Participant 1: “We are not allowed to establish a Jewish state [while] in golus [exile].”
Participant 2: “Why do you say that it’s forbidden?”
Participant 1: “It was the opinion of the Satmar rebbe zt”l [zekher tsaddik livrokheh, “May the righteous man’s memory be a blessing”] that we can’t establish a government in E”Y [eretz yisrol, “the Land of Israel”] without Moshiach [the Messiah].”

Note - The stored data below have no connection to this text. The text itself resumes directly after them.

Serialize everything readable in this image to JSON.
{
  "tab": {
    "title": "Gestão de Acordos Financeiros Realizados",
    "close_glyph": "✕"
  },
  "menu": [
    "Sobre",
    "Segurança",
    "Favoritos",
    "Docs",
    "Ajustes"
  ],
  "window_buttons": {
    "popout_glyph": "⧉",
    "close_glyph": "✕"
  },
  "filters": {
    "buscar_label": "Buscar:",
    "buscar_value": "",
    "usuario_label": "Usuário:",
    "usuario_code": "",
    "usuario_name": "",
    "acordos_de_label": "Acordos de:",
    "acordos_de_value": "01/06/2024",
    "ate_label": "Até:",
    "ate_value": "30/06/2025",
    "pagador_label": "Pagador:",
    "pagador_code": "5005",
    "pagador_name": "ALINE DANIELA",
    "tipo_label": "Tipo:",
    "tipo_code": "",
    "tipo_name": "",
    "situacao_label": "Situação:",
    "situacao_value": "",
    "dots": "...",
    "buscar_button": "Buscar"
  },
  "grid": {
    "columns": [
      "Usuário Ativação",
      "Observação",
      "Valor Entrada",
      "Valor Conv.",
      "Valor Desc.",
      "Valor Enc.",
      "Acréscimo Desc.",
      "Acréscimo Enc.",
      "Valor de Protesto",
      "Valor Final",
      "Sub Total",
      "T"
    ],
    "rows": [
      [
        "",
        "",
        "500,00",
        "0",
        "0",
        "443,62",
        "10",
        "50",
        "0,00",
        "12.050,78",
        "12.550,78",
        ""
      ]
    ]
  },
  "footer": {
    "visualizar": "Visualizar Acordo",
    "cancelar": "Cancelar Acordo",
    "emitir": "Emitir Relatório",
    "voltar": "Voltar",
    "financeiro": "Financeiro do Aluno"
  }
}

Participant 3: “Neturei Karta [an extreme anti-Zionist group of ultra-Orthodox Jews based in Jerusalem] hugs rotzchim [murderers] who want to kill Jews. Their point is that [ultra-Orthodox rabbis who accept the State of Israel, like] Rav [Rabbi Aharon Leib] Shteinman, shlit”a [she’yikhyeh l’yomim toyvim v’arukhim — “May he live a long and good life”] and Rav [Rabbi Yosef Shalom] Elyashiv, shlit”a, are Zionists, and that those who threaten to kill them are our friends.”
Participant 4: “Neturei Karta has a point like Hitler y”sh [yemakh shmoy — “May his name be blotted out”] had a point.”
Participant 1: “I never meant that, c”v [chas ve’sholem — “God forbid”].
Participant 2: “Even though it [the State of Israel] is not Al Pi Halacha [according to Jewish law], it’s still in Jewish hands and we’re muvtach [promised] from HKB”H [ha-kodosh borukh hu — “the Holy One Blessed Be He”] that it won’t leave [that is, that it will remain forever].”
There are many more Latin-charactered Hebrew and Aramaic abbreviations of this sort currently in use in the Orthodox and ultra-Orthodox worlds, such as ‘b”h’for barukh ha-shem, “God be blessed”; ‘b”n’ for bli neder, “without a vow” (commonly said after making a promise or declaring an intention in order to make clear that it is not religiously binding); ‘bs”d’ for be’siyata di’shmaya, “with the help of heaven” (frequently written at the top of a letter or written communication to invoke God’s help), etc.